Yes, she knew him. She knew he would go to the dinner auction now because she would be there. And he had probably volunteered for the catering committee because he thought it would mean they would work together. Again, Siobhan’s anger flared: Why hadn’t Claire
told
her? Maybe Claire had wanted Siobhan to be surprised; maybe Claire thought Siobhan would be
happily
surprised. Maybe Claire thought Siobhan wanted to have a fling with Edward. It was true that Siobhan occasionally mouthed off about having a fling with the produce guy at the grocery store or the UPS man—but that was just mouthing off. It was a way for her to throw darts at Carter’s picture without actually hurting him.

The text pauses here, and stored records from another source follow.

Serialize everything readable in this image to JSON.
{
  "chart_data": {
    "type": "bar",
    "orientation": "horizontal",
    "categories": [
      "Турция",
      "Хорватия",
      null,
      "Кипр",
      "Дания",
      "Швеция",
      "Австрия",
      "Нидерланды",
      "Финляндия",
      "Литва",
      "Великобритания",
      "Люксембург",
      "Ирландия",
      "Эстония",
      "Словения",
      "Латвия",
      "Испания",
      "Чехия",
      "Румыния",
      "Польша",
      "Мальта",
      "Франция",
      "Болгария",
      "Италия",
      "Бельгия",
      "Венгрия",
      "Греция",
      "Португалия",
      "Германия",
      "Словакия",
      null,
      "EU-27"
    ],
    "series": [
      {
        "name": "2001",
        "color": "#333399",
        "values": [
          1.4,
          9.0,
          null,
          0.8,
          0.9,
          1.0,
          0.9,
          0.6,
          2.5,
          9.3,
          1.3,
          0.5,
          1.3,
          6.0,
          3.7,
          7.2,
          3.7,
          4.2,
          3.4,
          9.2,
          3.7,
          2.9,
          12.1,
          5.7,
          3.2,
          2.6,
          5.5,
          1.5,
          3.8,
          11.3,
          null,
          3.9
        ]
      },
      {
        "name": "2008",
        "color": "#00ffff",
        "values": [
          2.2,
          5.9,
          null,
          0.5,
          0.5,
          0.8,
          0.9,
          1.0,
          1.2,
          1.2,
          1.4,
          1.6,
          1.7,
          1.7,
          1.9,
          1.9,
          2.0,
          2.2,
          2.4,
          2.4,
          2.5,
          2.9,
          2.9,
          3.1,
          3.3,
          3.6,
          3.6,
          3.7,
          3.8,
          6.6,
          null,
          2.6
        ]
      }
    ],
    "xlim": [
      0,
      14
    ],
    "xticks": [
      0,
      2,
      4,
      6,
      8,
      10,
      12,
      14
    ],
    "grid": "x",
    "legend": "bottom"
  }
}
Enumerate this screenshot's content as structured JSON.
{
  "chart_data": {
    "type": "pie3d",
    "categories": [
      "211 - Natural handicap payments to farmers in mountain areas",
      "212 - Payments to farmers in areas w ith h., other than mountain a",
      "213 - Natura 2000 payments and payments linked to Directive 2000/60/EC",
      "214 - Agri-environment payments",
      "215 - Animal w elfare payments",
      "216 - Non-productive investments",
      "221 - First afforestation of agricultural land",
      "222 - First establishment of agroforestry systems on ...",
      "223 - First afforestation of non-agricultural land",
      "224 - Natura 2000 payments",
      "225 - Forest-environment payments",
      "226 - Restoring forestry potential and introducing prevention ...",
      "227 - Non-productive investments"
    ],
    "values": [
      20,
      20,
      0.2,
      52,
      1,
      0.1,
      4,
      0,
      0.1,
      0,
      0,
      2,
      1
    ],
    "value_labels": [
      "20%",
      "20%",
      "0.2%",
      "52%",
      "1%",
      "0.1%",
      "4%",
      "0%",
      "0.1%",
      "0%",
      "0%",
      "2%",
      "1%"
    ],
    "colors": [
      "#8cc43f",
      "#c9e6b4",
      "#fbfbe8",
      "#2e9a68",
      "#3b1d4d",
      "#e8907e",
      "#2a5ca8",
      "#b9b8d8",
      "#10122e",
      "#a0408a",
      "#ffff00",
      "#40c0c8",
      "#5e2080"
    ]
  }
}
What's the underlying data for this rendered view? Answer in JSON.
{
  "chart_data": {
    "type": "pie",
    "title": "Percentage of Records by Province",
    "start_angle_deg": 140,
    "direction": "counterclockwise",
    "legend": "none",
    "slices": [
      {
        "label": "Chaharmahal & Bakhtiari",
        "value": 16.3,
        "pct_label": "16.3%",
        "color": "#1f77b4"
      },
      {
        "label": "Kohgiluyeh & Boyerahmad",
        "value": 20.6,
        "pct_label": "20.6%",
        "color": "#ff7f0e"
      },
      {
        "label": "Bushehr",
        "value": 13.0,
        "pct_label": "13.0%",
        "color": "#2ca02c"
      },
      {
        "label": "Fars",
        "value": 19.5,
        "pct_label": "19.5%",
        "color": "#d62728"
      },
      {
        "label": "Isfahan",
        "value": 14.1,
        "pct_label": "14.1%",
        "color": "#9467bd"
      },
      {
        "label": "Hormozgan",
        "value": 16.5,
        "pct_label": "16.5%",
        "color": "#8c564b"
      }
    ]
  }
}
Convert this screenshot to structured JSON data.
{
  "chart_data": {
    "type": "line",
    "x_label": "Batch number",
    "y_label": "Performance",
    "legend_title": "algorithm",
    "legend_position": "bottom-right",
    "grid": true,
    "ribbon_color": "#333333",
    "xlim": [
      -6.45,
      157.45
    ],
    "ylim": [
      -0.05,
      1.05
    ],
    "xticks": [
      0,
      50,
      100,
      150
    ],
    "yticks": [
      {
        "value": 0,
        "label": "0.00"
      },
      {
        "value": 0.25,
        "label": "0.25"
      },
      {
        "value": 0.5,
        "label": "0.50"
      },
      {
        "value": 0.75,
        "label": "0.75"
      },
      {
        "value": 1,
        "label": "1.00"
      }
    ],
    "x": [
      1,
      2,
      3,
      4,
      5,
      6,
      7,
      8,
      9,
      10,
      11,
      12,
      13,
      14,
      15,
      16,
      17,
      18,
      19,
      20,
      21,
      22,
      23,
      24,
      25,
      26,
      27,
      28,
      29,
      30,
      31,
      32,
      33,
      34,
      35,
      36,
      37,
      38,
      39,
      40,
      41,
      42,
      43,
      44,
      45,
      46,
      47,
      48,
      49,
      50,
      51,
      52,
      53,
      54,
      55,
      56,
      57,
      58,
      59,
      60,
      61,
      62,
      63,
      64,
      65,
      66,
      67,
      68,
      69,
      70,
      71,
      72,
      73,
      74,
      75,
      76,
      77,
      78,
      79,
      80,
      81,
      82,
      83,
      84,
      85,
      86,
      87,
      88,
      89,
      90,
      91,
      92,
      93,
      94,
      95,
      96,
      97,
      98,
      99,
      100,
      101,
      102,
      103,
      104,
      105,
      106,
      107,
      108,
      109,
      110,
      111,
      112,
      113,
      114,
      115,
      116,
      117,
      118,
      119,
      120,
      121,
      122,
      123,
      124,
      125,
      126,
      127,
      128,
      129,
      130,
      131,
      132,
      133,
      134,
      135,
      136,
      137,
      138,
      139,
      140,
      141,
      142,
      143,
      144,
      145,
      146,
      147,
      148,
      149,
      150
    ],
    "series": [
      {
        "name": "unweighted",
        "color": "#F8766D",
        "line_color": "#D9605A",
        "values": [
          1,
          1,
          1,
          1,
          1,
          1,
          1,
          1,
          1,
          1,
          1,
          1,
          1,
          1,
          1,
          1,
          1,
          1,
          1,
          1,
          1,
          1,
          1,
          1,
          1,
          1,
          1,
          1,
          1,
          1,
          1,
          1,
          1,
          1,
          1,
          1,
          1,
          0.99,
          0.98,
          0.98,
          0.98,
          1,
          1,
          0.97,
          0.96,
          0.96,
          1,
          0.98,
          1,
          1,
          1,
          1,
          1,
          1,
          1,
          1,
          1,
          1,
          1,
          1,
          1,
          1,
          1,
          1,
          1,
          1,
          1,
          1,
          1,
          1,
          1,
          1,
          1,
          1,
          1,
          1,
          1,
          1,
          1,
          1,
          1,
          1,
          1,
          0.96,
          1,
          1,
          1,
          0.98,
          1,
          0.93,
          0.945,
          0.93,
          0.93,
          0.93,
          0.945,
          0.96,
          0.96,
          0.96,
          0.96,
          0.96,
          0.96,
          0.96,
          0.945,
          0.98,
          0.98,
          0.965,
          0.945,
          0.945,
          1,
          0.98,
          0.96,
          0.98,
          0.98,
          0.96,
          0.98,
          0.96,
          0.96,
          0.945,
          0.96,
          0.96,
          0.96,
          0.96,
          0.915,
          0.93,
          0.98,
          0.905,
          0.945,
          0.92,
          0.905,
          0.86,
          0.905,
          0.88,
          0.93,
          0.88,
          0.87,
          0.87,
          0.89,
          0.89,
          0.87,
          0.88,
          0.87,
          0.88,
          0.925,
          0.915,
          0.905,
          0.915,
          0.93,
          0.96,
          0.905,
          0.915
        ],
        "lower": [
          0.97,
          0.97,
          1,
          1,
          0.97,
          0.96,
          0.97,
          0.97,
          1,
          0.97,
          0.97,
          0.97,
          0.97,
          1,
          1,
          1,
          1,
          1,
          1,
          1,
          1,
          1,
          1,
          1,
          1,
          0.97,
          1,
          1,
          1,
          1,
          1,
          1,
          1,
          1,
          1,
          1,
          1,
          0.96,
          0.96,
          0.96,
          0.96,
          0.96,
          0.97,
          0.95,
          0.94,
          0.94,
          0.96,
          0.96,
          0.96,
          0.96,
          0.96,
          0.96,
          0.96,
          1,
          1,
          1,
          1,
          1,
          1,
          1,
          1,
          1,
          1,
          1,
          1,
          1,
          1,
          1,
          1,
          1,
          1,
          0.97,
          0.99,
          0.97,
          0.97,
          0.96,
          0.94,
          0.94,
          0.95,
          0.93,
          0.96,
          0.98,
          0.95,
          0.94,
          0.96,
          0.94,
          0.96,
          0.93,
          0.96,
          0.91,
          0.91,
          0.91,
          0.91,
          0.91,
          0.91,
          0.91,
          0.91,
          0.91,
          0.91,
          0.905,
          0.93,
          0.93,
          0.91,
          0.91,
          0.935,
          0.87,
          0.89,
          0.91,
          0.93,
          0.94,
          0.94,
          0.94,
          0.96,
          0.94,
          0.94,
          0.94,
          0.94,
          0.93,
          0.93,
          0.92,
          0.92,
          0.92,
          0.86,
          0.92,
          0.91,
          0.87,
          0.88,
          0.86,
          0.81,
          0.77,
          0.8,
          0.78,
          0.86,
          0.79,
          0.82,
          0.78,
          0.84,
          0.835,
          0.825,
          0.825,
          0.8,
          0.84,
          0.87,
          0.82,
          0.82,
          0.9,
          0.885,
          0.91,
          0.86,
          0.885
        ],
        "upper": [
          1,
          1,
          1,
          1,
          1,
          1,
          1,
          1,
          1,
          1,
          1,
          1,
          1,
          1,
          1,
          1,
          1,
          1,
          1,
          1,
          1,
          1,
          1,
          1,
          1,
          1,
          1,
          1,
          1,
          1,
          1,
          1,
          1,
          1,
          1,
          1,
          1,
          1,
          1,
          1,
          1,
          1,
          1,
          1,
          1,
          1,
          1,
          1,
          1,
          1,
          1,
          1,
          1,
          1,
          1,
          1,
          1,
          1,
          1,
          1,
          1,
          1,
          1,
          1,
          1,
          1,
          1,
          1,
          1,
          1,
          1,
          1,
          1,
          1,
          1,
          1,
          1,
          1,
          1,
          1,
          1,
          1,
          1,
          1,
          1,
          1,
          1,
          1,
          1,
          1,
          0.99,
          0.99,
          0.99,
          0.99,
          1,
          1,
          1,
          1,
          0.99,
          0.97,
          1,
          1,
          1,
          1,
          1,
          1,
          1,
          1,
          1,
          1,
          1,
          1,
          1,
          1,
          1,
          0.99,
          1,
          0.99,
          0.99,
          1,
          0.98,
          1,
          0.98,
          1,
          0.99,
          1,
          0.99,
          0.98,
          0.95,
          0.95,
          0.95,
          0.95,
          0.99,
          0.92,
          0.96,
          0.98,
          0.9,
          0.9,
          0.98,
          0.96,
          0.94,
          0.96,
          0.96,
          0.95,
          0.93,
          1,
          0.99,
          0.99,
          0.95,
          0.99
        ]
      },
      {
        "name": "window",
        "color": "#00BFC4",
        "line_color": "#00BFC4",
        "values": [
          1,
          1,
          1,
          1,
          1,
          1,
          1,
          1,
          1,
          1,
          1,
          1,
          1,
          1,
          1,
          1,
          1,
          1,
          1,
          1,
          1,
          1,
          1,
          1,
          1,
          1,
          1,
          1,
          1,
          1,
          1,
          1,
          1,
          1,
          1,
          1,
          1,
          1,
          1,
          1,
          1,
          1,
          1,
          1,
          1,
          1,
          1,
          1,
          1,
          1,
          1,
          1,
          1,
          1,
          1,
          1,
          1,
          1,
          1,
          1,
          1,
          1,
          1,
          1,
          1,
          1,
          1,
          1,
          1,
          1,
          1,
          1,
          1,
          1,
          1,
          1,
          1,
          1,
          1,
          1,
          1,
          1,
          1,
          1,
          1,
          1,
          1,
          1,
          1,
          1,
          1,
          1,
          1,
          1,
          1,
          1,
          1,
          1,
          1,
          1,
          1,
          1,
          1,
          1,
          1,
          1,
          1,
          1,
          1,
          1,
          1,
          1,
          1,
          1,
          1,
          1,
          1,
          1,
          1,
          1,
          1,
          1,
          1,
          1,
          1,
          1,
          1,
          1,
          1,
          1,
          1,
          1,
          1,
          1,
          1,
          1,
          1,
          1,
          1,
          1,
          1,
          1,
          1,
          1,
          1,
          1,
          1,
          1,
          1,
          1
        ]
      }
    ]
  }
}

“I’ll fax you the bid,” Siobhan said.
“Or drop it by my office,” Edward said. He paused. “We already have two other bids, by the way.”
“Will do. Thanks, Edward.”
“Take care, Siobhan.”
She hung up. That last tidbit from Edward was meant to be what, a taunt? Knowing Edward, it was purely informative. He would never do anything unethical, like ask her to sleep with him in exchange for the job. Ha! This was so outrageous, Siobhan laughed. Then the awkward feeling set in that followed each time Siobhan saw Edward or accidentally thought about him. She still had the engagement ring Edward had given her. It was in a secret compartment in her jewelry box, tucked into a blue velvet bag. The ring was magnificent, two and a third karats in a platinum Tiffany setting; it had cost Edward ten thousand dollars. It was too big for Siobhan to wear while she was working—he had not considered her career when he bought it—and so she had worn it on a chain around her neck for a while. But within the gritty, foulmouthed funk of the restaurant kitchen, the ring had seemed ostentatious. Siobhan was afraid it would fall into the bisque; she was afraid one of the (sketchy) dishwashers would yank it off her neck as she walked to her car in the dark, after service. So she started leaving the ring at home, right around the time that Carter Crispin arrived, and this started the fight that broke Siobhan and Edward up.